From the early days of CT scanners and mammography devices, medical imaging has come a long way. With the help of 3D medical imaging, healthcare professionals can now access new angles, resolutions and details that offer an all-around better understanding of the body part in question, all while cutting the dosage of radiation for patients.
Researchers at Massachusetts General Hospital are leading an effort in 3D computed tomography angiography (CTA). It can empower medical professionals to visualize arterial and venous vessels via a CT technique. They use CTA to map stenoses, aneurysms, dissections and other vascular anomalies. With the help of 3D imaging, medical professionals can get a better sense of what they’re viewing in anatomy and pathology, as well as any potential artefacts. Moreover, although MRIs and CT scans start out as 2D, they can be transformed into 3D through manipulation in 3D software. You can take a stack of 2D data sets and manipulate it in 3D in a variety of different ways.

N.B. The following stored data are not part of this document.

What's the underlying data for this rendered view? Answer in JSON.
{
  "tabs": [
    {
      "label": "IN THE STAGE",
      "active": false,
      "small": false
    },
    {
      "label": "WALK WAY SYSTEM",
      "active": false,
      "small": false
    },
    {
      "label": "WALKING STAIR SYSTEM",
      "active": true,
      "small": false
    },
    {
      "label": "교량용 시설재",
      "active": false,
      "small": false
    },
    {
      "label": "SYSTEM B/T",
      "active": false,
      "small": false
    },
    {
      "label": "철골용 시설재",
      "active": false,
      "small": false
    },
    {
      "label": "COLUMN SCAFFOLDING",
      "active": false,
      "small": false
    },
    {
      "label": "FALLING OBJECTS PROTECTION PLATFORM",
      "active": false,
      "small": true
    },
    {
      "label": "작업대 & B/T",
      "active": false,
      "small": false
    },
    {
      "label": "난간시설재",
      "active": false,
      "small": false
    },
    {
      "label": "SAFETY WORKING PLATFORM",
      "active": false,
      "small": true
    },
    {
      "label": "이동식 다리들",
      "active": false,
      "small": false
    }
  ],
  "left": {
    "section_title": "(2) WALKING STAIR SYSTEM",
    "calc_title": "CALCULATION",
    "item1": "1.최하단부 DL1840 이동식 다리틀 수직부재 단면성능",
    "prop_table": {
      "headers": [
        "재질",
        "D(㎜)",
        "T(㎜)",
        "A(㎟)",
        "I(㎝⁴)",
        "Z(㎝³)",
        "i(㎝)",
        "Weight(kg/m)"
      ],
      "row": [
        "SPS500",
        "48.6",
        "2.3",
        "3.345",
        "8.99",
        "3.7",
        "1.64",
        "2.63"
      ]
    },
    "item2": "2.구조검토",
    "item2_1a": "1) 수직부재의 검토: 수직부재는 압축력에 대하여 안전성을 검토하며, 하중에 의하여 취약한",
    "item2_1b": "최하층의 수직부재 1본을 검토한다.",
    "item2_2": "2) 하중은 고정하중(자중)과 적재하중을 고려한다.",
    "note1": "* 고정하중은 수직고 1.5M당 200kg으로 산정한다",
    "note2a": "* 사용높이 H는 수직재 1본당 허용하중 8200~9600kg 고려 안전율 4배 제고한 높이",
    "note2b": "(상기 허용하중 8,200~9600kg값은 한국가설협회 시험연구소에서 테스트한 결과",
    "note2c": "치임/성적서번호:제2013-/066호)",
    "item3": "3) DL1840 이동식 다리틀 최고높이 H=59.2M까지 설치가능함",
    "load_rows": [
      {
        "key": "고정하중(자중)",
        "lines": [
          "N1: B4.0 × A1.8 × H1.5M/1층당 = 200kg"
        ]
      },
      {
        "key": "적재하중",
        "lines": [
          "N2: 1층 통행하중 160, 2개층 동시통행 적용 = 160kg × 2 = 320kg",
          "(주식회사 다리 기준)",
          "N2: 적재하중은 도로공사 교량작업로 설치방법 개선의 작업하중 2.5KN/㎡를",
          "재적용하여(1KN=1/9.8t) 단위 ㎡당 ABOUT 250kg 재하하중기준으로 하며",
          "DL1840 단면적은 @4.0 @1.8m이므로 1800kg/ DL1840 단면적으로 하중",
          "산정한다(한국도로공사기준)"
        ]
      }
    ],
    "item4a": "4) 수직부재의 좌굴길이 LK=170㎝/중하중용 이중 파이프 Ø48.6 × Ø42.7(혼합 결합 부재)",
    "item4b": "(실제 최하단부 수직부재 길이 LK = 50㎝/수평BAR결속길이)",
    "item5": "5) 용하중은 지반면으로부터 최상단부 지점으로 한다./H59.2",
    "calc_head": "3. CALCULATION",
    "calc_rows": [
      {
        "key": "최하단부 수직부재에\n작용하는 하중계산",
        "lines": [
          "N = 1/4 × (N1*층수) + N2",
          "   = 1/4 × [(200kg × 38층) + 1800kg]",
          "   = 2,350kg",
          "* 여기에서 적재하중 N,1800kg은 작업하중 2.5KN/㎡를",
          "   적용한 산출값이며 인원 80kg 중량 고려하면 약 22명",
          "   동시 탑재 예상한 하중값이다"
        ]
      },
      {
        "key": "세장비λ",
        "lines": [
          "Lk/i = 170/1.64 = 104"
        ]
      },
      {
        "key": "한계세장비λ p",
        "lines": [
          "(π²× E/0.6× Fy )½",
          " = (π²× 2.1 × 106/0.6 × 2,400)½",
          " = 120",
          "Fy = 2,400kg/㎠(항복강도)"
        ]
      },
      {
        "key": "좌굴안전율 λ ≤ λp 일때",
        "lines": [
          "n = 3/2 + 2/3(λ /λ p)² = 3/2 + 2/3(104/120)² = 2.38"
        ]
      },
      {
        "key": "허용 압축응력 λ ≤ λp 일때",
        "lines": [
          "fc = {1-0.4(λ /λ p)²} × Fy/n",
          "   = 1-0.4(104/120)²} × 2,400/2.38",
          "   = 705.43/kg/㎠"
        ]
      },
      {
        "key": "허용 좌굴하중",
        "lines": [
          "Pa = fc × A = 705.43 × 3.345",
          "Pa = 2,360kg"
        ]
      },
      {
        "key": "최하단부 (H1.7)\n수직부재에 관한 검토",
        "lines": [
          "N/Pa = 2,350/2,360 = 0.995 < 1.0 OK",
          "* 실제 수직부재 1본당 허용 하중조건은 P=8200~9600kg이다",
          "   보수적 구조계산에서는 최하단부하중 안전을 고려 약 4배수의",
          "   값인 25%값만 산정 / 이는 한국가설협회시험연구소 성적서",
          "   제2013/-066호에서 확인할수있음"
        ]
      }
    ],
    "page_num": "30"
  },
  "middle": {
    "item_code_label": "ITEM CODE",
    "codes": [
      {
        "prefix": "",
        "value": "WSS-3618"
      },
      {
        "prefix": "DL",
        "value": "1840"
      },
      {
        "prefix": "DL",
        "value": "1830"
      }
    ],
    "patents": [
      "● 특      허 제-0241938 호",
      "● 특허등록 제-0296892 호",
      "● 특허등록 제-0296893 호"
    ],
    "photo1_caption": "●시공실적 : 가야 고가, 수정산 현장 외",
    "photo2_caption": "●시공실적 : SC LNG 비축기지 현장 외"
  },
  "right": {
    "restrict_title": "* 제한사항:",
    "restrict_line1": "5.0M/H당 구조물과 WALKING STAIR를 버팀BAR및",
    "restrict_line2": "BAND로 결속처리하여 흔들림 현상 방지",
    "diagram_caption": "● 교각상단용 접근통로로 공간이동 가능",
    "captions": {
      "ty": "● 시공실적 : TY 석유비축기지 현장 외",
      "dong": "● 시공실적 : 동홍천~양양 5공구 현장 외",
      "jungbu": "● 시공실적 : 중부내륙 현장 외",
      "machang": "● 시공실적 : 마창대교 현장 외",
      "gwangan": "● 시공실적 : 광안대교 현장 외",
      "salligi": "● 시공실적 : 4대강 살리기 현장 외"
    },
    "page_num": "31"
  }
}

With 3D ultrasound, ultrasonographers use a probe to examine a patient’s anatomy. They capture 3D image sweeps in addition to key snapshots and send the images to a 3D workstation. A 3D ultrasound technologist then reviews the images and creates additional 3D views before they go to the radiologist. The technologist will see whether the sonographer has captured the entire anatomy with the scan, if there’s poor image quality or if they have missed anything and they can have the ultrasonographer update the scan if necessary.